I learned the value of understanding long before AI entered the picture. When I was in art school, my first two years were spent drawing the human body. Bones. Muscles. Proportion. Again and again. We were explicitly told not to stylize. Not yet. We had to understand what was under the skin before we could distort it, improvise and develop personal style. That discipline didn’t slow us down; it made our work stronger.
In many organizations today, the order is reversing. AI makes things easy so we accelerate output in lieu of understanding. It smooths the edges and fills the gaps. When we stop asking the next question, when we don’t go down the rabbit hole or take things apart to see how they work, we lose the ability to know what good actually looks like.
Generative AI has arrived at exactly the moment when curiosity feels weakest. Attention is fragmented. We’re overstimulated. We’re rewarded for speed and polish. It’s never been easier to skip the messy middle step of actual thinking. And yet, I believe AI might be one of the best tools we have to reignite curiosity.
AI lowers the barrier to experimentation. It lets people try things they never would have attempted before. We’ve seen this most clearly in organizations that treat AI as enablement rather than replacement. In one case, frontline teams were encouraged to use AI simply to surface friction in their day-to-day work—what felt slow, redundant or unnecessary. The point was learning how work actually worked.
But great outcomes are not guaranteed. One leader put it simply in a recent conversation: “AI is an enablement tool, not a replacement.” Not about skipping the work, but expanding what people can try, test and learn their way into.

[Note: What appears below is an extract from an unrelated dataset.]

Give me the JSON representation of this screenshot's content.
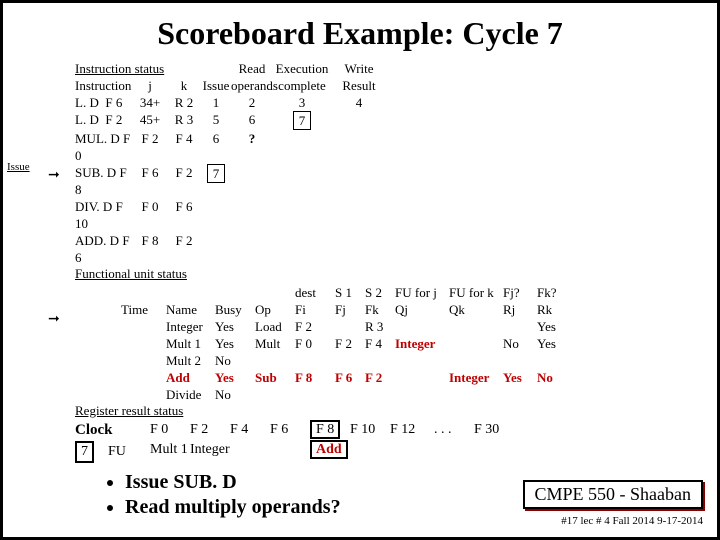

If AI is treated like an answer machine, it will make good on collapsing the thinking journey. However, if treated like a curiosity amplifier or a thought partner, it can extend it. I feel the difference has little to do with the tool itself, but how work is designed around it.

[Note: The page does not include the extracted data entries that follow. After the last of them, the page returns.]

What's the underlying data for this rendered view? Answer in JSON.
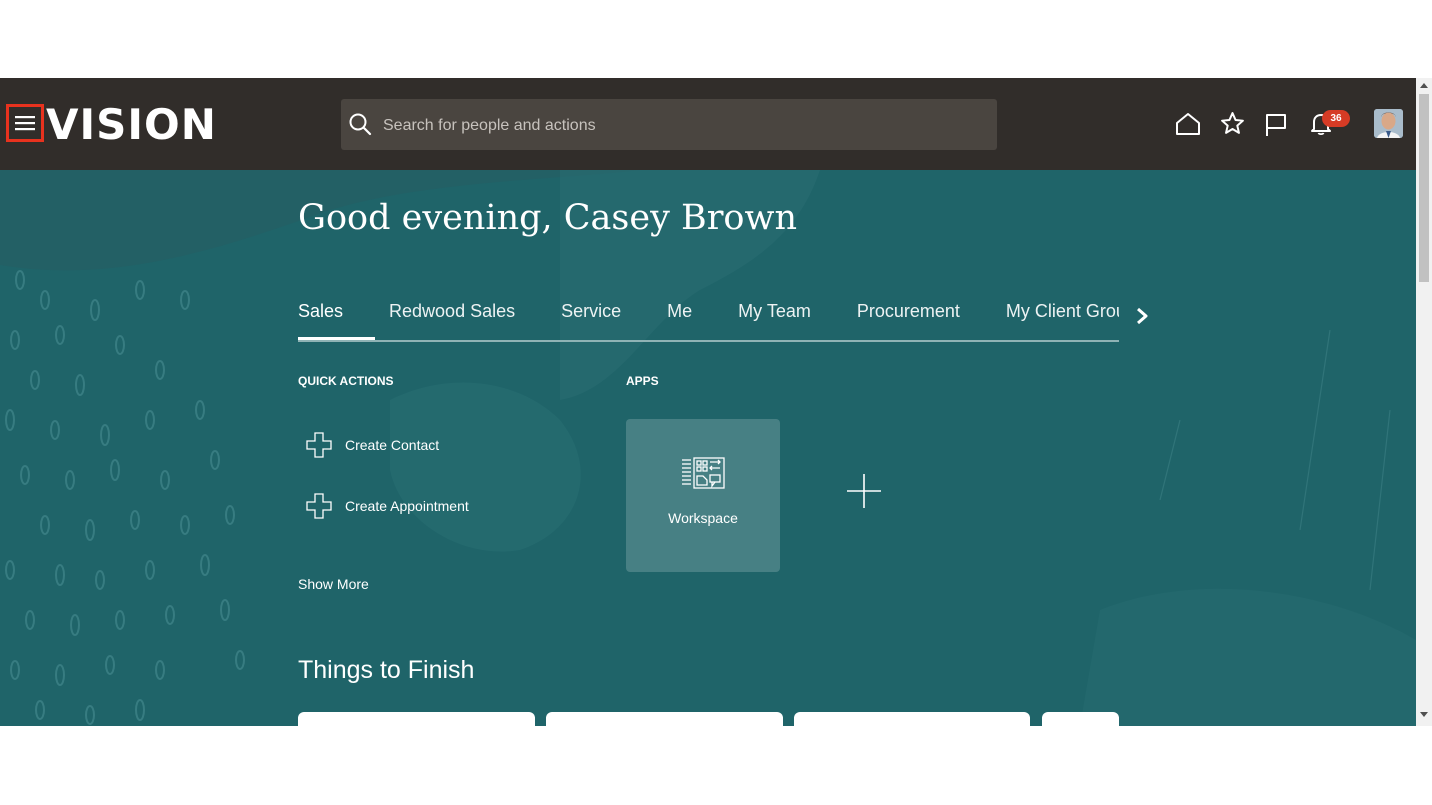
{
  "header": {
    "menu_icon": "hamburger-menu-icon",
    "logo_text": "VISION",
    "search": {
      "placeholder": "Search for people and actions",
      "value": ""
    },
    "icons": [
      "home-icon",
      "star-icon",
      "flag-icon",
      "bell-icon"
    ],
    "notification_count": "36",
    "colors": {
      "bar": "#312d2a",
      "badge": "#d63b25",
      "highlight": "#e8321e"
    }
  },
  "greeting": "Good evening, Casey Brown",
  "tabs": [
    {
      "label": "Sales",
      "active": true
    },
    {
      "label": "Redwood Sales",
      "active": false
    },
    {
      "label": "Service",
      "active": false
    },
    {
      "label": "Me",
      "active": false
    },
    {
      "label": "My Team",
      "active": false
    },
    {
      "label": "Procurement",
      "active": false
    },
    {
      "label": "My Client Grou",
      "active": false
    }
  ],
  "quick_actions": {
    "title": "QUICK ACTIONS",
    "items": [
      {
        "label": "Create Contact",
        "icon": "plus-outline-icon"
      },
      {
        "label": "Create Appointment",
        "icon": "plus-outline-icon"
      }
    ],
    "show_more": "Show More"
  },
  "apps": {
    "title": "APPS",
    "items": [
      {
        "label": "Workspace",
        "icon": "workspace-icon"
      }
    ],
    "add_icon": "plus-icon"
  },
  "things_to_finish": {
    "title": "Things to Finish"
  },
  "chat_icon": "chat-bubble-icon",
  "colors": {
    "hero": "#1f6469",
    "chat": "#d54f3a"
  }
}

Leaders who are truly watching the horizon are paying attention to how people are thinking. They are not just looking for adoption and efficiency; they are looking for ideas and imagination. They ask how an idea came to be and make space for experimentation that doesn’t necessarily immediately have a payoff.
One leader described it as building space for people to “exercise their fail muscles—low-risk places to try things, fail, and learn.”

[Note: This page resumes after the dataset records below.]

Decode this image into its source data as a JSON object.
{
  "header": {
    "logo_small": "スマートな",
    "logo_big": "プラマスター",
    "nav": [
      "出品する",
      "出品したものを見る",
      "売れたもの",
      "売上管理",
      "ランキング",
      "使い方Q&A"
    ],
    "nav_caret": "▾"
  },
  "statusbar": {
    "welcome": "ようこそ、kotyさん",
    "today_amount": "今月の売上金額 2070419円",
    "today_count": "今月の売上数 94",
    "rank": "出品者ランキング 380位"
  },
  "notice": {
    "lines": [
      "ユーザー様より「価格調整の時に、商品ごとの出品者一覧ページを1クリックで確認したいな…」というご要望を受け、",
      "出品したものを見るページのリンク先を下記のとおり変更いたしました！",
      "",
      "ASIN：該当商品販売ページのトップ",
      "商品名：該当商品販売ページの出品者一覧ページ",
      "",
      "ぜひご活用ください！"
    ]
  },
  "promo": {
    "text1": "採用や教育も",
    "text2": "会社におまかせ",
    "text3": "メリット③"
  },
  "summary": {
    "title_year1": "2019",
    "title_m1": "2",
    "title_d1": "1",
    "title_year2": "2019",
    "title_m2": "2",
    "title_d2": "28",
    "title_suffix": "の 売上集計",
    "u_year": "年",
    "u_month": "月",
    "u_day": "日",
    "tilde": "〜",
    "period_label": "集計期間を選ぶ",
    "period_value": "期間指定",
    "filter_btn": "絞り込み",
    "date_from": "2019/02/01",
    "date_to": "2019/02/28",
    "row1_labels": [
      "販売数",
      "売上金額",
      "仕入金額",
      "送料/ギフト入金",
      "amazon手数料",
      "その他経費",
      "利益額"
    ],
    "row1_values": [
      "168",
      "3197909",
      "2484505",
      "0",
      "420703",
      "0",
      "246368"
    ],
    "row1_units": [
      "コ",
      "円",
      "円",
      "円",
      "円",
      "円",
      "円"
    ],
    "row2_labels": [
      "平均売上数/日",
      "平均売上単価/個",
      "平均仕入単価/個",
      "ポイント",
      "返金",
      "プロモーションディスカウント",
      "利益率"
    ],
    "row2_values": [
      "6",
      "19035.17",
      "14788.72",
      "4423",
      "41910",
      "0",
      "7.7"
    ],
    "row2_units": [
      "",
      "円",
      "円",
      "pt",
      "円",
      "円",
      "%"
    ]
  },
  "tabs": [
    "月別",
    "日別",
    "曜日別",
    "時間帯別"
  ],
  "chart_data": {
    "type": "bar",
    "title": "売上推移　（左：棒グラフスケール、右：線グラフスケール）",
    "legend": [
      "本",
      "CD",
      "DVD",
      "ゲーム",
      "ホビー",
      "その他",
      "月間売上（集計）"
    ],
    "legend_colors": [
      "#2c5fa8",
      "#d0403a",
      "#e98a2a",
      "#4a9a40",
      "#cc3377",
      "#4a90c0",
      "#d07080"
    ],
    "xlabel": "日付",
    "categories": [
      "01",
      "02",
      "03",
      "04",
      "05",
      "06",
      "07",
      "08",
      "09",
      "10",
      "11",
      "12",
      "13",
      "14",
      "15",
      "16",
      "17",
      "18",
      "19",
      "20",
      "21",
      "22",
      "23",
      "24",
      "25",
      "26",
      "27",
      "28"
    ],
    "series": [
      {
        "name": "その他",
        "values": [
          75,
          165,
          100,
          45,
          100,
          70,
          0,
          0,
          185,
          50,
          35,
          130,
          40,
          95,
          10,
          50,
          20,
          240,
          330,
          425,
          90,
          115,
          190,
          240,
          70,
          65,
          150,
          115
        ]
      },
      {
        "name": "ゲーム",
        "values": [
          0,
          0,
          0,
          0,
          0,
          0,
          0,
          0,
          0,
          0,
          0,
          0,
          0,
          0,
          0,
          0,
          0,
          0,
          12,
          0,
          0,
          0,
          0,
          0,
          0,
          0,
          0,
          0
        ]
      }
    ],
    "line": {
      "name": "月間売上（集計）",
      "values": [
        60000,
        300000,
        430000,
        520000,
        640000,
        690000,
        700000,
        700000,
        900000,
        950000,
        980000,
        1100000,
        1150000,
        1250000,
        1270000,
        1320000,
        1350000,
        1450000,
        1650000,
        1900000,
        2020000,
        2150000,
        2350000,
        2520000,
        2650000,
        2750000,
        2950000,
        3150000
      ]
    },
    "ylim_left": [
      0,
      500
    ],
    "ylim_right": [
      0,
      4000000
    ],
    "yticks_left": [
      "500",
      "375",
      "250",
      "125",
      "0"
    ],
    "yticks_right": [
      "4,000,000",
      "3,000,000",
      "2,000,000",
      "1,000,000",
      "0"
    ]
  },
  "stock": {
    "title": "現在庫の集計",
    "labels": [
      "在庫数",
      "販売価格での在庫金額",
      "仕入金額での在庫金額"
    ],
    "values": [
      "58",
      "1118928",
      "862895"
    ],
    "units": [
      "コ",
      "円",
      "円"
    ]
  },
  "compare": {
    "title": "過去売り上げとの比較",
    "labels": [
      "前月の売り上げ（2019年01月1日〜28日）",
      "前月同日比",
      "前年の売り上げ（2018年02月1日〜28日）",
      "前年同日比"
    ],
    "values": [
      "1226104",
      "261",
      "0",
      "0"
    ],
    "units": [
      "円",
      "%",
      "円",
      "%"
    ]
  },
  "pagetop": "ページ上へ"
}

The contrast is striking in organizations where experimentation technically exists but scaling is nearly impossible. Several leaders described a growing bottleneck—one where people can prototype freely but layers of approval, risk review and governance shut down ideas before they can mature, stalling innovation and the impulse to experiment at all over time.
I don’t think the future of work is about choosing between speed and depth. I think it’s about what we’re willing to lose sight of in the name of efficiency. My hope isn’t that AI makes us faster; it already does. It’s that it helps us become more curious again—about how we think, what we build and why.
That won’t happen by accident. It will require leaders to model curiosity, make thinking visible and design work that rewards understanding.
The future of work isn’t something being thrust upon us—it’s being shaped by the choices we make right now. What do we reward? What do we rush? What do we protect?
Curiosity can’t be assumed anymore. It has to be cultivated. And taking time to think has to matter again.